Прочитала и увидела ленинградку Таню на сцене их старого клуба. Не было белого платья, не было тонкого луча, но это она, Таня, говорила людям: «…радость будет…», «…жив и я, привет тебе, привет…».

Это было много позже. А тогда, в тот вечер…

…Радуясь удачному своему началу работы, ходила Таня по опустевшему клубу, кутаясь в кофточку.

— А правда, я ничего читала, Еленка?

— Хорошо-то как! — заокала она в ответ.

— Хорошо-то как! — повторила Таня. — Вот кончится война, вернусь в Ленинград, спросят меня: «Как тебе было на Урале?» А я отвечу: «Хорошо-то как!» А как они слушали! Плакали!

— Уревелися все.

— А ему не понравилось, — сказала будто самой себе. — Ушел…

— Это ему-то не понравилось? Я же рядом сидела и все видела. Проняла ты его, вот он и ушел! Не будет же он при всех…

— Кто, Еленка? — испугалась Таня.

— Серега, кто же еще? Может, он тоже мать-отца своих вспомнил. Их ведь у него кулак один убил, из ружья, в поле. Ему тогда, вот как мне, двенадцать годков и было-то… А хороший он у нас! Учителем хотел-загадывал, задачки мне помогал… А ты почему про «Шаганэ ты моё, Шаганэ» не рассказала?

— Как? Как ты сказала? Шаганэ моё? Почему моё?

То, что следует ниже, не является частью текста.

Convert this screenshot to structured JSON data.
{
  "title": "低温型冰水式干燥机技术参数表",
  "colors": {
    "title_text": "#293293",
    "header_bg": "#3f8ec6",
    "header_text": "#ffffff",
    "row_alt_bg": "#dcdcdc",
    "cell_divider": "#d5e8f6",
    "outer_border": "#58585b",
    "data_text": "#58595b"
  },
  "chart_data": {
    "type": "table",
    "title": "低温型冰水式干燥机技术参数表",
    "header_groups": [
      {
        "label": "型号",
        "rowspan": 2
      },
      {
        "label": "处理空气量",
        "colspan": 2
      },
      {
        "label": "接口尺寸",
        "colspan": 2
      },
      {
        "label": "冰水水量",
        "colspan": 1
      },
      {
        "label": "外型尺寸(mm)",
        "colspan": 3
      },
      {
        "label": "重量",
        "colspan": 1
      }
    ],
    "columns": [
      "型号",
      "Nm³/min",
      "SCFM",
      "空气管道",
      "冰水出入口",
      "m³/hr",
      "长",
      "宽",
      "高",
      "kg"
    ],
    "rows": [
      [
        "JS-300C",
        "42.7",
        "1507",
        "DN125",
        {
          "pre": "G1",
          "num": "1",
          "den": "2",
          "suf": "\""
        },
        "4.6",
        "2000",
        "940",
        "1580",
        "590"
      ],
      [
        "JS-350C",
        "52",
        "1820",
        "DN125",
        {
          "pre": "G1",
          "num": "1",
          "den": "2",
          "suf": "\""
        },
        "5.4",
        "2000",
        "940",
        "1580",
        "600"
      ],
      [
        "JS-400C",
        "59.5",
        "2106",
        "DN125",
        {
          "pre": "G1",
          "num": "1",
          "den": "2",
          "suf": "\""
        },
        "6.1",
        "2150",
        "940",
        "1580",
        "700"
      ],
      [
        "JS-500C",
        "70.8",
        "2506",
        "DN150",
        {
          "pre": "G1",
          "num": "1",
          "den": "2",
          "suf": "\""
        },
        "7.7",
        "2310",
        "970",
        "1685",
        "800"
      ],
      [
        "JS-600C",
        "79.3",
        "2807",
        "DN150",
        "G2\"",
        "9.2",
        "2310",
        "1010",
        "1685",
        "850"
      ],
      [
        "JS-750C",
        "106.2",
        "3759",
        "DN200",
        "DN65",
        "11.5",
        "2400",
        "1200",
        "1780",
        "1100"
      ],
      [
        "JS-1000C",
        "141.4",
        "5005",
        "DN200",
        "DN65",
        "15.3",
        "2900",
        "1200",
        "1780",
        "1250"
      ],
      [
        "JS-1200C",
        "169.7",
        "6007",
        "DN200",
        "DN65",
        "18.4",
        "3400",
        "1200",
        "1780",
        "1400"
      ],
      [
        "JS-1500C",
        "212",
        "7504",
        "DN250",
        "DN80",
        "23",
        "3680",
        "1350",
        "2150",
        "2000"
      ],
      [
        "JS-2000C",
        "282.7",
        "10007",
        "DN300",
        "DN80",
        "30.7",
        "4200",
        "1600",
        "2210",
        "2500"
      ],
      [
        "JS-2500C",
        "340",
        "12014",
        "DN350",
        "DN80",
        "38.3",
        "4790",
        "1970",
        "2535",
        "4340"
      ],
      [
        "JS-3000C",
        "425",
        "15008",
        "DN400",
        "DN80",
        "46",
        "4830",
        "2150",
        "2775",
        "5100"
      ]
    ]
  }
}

И первый раз за все это время Таня расхохоталась вдруг по-девичьи беззаботно.

— Не мало ли вас, не надо ли нас? — ни к селу ни к городу брякнул, входя, Сергей и сам поморщился от своей глупости. — Шел мимо, вся деревня спит, а у вас огонек. Вот зашел на огонек, не прогоните?

— Не уходи, Еленка, — остановила ее, потянувшуюся было за шубейкой, Таня.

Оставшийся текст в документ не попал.